En effet, un embrasement général est possible d’autant plus que les putschistes ont autorisé le Burkina Faso et le Mali à intervenir sur le sol nigérien « en cas d’agression ». En visite jeudi 24 août à Niamey, les ministres des Affaires étrangères du Burkina Faso et du Mali, respectivement Olivia Rouamba et Abdoulaye Diop, ont été reçus par le nouvel homme fort du Niger, le général Abdourahamane Tiani. Les trois ont « salué » la signature d’ordonnances « autorisant les forces de défense et de sécurité du Burkina Faso et du Mali à intervenir en territoire nigérien en cas d’agression », selon un communiqué lu par Oumarou Ibrahim Sidi, secrétaire général adjoint du ministère nigérien des Affaires étrangères, à l’issue de la visite. Le Burkina et le Mali, confrontés comme le Niger à des violences djihadistes récurrentes, sont également dirigés par des militaires ayant pris le pouvoir par la force, entre 2020 et 2022. Très vite après le coup d’Etat du 26 juillet à Niamey, ils ont affiché leur solidarité avec les nouvelles autorités nigériennes, en particulier face à la menace brandie par la Cédéao d’intervenir militairement.

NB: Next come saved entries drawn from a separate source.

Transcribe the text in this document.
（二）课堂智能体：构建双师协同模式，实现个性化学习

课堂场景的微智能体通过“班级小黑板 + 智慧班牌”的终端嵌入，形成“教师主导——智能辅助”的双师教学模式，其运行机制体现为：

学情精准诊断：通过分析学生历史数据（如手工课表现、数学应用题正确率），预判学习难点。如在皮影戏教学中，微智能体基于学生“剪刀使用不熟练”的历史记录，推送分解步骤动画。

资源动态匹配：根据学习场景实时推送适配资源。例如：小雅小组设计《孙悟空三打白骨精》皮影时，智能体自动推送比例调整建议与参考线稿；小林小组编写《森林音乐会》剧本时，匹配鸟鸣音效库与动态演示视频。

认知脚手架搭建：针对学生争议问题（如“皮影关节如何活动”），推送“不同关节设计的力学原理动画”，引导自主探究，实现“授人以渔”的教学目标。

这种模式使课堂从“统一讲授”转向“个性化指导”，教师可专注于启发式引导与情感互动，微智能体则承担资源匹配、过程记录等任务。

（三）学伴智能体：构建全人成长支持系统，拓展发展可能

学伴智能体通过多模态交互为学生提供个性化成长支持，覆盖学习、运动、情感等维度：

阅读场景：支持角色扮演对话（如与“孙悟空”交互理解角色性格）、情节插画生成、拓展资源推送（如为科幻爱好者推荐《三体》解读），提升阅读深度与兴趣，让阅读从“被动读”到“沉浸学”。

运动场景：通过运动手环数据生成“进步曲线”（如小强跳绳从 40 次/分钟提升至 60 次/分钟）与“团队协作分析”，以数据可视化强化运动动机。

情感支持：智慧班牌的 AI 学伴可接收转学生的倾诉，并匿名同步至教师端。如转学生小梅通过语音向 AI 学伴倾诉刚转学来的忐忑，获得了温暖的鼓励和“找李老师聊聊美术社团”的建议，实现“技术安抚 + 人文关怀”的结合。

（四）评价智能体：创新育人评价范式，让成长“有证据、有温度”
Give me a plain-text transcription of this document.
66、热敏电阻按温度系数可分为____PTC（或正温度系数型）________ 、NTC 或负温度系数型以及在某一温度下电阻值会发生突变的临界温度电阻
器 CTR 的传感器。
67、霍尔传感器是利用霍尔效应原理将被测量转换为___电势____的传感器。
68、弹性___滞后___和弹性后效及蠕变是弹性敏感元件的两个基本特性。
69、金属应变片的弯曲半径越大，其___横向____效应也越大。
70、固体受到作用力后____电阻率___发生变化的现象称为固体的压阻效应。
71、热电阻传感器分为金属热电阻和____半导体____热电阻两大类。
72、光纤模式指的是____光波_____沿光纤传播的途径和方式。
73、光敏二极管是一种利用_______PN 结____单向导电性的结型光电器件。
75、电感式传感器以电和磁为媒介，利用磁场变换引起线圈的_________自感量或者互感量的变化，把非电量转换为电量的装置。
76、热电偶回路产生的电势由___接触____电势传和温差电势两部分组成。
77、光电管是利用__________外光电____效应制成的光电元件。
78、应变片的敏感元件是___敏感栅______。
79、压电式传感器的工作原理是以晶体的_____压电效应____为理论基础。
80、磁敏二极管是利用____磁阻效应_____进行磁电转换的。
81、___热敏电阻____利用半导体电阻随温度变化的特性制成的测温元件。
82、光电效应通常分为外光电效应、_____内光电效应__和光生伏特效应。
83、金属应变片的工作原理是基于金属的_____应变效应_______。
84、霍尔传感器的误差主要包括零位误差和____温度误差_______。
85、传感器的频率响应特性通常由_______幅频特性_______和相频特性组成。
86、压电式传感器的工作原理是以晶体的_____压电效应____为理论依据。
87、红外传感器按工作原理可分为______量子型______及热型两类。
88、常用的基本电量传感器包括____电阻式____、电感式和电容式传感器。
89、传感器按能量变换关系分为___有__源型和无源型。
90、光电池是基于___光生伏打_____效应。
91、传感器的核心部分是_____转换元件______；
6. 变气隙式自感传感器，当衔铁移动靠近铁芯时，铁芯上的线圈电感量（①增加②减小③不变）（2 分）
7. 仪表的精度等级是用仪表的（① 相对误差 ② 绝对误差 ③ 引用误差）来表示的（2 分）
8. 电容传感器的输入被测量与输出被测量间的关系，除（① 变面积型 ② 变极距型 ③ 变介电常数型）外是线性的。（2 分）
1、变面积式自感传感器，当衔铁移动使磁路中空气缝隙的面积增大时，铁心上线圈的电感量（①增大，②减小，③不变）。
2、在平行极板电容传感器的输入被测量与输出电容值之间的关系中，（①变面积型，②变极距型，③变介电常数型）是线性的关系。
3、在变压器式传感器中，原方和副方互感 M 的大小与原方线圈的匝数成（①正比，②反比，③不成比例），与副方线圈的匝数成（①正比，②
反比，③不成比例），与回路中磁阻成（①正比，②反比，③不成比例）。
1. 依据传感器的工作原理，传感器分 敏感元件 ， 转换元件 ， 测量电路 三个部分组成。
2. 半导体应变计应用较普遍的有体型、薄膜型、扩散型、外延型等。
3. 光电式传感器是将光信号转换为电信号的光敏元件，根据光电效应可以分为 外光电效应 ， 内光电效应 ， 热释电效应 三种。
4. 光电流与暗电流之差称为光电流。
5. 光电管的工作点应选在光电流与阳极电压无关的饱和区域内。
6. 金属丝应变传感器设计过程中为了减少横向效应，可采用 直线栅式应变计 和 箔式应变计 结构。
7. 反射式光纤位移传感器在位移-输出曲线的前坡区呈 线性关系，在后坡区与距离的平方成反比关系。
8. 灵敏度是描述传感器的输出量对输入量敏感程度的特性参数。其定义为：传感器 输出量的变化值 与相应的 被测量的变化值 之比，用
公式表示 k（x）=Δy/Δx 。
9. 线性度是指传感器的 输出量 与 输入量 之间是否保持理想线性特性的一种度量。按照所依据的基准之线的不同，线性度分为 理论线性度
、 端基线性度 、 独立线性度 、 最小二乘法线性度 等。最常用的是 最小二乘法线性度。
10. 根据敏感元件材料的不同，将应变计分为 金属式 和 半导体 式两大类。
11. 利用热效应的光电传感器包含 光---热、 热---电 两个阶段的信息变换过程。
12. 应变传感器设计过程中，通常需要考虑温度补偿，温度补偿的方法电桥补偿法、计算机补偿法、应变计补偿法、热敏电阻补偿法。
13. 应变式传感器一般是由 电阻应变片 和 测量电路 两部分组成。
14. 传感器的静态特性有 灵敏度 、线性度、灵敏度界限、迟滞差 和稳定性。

Les deux pays avaient ainsi mis en garde l’organisation contre toute intervention au Niger qui serait assimilée à une « déclaration de guerre », ce qu’ils ont réitéré lors de la visite. Le général Tiani a, de son côté, assuré samedi dernier qu’une telle opération armée ne serait pas « la promenade de santé à laquelle certains croient ».
Malgré cela, les efforts pour une solution diplomatique se poursuivent. Des émissaires algériens se sont rendus dans la région et, samedi dernier, la secrétaire d’Etat américaine adjointe chargée des affaires africaines, Molly Phee, a rencontré les responsables de la Cédéao à Abuja, capitale du Nigeria, qui en assure la présidence.
Pour le moment, les putschistes disent envisager une transition de « trois ans » maximum avant de rendre le pouvoir aux civils. Une proposition rejetée par la Cédéao qui la juge inacceptable et qui exige, de son côté, le rétablissement dans ses fonctions du président Bazoum. Une impasse diplomatique, alors que le recours à la force, une aventure dont tous reconnaissent les dangers, reste le dernier recours.